WASHINGTON, D.C. (March 27, 2021) - The Minnesota Supreme Court just ruled, unanimously (6-to-0), that it does not constitute rape, or even third-degree criminal conduct, for a man to have sex with a woman who was so drunk that she had "blacked out," and was obviously incapable of giving consent or of saying "no," if she became drunk of her own free will.

In other words, the man would be guilty of having sex with a woman who is "mentally incapacitated" only if she is intoxicated on substances “administered to that person without the person’s agreement” - for example, like slipping a date rape drug into someone drink at a bar, says public interest law professor John Banzhaf, who has won over 100 legal actions protecting the rights of women.

This is not an isolated legal principle because Minnesota is reportedly among a majority of states that treat intoxication as a barrier to consent, thereby making the defendant guilty of rape, only if victims became drunk against their will.

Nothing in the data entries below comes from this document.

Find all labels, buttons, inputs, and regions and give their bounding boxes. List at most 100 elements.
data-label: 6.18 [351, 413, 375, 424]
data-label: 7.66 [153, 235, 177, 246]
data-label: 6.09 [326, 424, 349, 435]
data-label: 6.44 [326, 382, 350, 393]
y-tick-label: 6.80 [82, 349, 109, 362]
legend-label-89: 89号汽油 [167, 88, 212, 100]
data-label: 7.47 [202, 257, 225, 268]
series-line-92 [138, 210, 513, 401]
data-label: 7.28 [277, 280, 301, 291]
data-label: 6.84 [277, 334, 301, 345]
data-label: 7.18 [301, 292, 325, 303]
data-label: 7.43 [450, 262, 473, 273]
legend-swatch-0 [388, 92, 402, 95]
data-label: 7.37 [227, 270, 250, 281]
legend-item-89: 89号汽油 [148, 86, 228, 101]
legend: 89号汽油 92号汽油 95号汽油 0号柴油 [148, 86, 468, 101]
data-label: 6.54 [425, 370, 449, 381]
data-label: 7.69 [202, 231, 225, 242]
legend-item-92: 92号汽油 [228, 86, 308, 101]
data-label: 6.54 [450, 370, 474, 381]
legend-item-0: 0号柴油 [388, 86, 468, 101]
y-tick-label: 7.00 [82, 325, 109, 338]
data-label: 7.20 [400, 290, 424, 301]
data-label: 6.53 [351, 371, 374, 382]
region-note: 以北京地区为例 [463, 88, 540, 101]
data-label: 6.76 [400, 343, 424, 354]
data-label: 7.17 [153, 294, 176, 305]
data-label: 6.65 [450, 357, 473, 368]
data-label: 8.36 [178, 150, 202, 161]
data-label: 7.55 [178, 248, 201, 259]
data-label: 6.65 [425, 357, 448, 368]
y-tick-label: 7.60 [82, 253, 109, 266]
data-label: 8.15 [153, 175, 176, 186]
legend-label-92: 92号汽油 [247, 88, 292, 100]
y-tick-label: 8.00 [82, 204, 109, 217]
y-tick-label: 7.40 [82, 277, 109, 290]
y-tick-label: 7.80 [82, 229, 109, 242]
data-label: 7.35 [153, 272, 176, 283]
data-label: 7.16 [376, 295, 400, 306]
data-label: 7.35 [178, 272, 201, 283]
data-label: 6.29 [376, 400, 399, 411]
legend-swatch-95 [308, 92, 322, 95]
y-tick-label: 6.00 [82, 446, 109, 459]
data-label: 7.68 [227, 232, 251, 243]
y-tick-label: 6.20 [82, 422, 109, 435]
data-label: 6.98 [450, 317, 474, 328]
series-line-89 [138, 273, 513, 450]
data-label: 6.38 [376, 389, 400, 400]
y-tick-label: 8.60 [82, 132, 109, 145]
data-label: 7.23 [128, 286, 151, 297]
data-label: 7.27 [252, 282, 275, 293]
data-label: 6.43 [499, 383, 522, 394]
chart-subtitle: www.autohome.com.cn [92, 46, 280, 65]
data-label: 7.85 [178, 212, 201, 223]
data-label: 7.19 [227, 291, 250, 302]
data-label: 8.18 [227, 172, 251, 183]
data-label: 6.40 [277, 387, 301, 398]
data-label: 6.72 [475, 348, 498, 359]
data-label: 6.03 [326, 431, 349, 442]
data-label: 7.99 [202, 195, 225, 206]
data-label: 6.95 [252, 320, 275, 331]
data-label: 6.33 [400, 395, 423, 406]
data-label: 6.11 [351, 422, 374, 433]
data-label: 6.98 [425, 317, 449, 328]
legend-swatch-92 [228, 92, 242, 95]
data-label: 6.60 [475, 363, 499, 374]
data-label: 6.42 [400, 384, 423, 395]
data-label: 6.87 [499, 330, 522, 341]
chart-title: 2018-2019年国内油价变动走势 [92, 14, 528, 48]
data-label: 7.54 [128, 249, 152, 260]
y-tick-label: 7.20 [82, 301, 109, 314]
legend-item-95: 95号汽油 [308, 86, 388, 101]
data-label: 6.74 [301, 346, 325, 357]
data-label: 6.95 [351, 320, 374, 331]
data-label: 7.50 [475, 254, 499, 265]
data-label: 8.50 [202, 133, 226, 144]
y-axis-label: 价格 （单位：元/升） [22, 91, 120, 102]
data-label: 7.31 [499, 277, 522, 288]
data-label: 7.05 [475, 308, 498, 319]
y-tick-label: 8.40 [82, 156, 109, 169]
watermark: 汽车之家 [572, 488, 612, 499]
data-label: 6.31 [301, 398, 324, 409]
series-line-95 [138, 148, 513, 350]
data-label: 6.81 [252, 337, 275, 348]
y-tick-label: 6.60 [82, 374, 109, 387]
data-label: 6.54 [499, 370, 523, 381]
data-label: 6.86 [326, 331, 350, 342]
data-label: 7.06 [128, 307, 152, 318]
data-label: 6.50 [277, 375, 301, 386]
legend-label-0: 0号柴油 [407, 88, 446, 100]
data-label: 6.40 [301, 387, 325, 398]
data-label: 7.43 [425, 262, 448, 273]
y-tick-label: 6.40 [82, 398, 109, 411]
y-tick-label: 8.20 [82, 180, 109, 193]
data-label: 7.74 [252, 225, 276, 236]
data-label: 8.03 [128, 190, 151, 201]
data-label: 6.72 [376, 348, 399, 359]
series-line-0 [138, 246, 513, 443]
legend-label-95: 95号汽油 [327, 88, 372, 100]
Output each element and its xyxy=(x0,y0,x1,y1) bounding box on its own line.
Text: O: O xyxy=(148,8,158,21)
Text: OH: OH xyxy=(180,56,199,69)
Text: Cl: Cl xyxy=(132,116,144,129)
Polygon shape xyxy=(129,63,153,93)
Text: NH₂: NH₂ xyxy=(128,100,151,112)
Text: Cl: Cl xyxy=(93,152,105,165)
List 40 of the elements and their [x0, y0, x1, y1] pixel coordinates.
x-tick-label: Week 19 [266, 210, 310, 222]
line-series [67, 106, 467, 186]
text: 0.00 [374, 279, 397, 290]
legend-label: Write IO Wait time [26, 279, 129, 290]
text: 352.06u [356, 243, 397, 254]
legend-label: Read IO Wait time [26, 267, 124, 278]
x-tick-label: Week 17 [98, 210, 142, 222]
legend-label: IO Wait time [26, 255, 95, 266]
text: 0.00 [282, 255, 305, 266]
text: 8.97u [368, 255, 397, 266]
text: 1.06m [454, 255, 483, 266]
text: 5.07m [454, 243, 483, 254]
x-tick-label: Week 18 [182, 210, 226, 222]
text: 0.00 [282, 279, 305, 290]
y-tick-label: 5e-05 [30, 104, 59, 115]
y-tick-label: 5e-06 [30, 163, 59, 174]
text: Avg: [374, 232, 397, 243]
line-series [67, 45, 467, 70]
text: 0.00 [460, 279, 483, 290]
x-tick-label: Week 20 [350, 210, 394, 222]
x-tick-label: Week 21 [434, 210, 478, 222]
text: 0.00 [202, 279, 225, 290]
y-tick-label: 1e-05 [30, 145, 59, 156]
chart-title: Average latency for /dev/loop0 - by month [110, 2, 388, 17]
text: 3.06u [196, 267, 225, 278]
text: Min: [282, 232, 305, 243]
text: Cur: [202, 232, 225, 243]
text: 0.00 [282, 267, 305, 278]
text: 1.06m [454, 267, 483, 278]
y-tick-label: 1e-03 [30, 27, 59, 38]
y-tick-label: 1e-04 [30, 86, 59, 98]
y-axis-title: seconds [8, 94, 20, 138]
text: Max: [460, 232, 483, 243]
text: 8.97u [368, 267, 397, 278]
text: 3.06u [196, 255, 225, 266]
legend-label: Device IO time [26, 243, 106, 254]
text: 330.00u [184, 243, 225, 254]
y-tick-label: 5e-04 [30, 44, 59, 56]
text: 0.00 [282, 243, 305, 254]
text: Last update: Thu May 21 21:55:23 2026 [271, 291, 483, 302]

Indeed, a recent law review article concludes that it's not rape in most states when the victim chose to consume drugs or alcohol and, as a result, became intoxicated or even unconscious.

Sex Without Consent

Just as it isn't rape in most states to have sex with a woman who is impaired or even unconscious from having voluntarily consumed too much alcohol, it also doesn't constitute rape to have sex with a women who has not given her consent, even if she clearly said "no" or "stop" or otherwise clearly indicated that she was not consenting.

As Banzhaf wrote in 2015, despite seemingly endless repetition of the "no means no" mantra by the media and by colleges and universities, a New York Times article on why sexual assault laws should change concluded that "this message often doesn’t line up with legal reality. A majority of states still erect a far higher barrier to prosecution and conviction by relying on the concept of force in defining rape . . . in more than half of the 50 states, a judge or jury must find that a person used force to find him or her guilty of rape."

So, despite all the discussion and debate about expelling college students under Title IX who have sex with another student who may be drunk, or where each and every step leading up to intercourse must have affirmative consent (the "yes means yes" standard), the sad fact is that the great majority of women who have sex without their consent, or even when they are impaired or even incapacitated from alcohol, are not protected by the rape laws in the majority of states; although, if both are students at the same university, there is broad protection under Title IX, even under the current regulations.

While many advocates are pressing the Biden administration to change the regulations governing campus prosecutions under Title IX for date rape and other sexual wrongdoings to make it easier to expel the accused, no one seems to have explained why there shouldn't be more emphasis and concern for the much larger number of women who are not students, and therefore too often are not protected by state rape laws, says Banzhaf.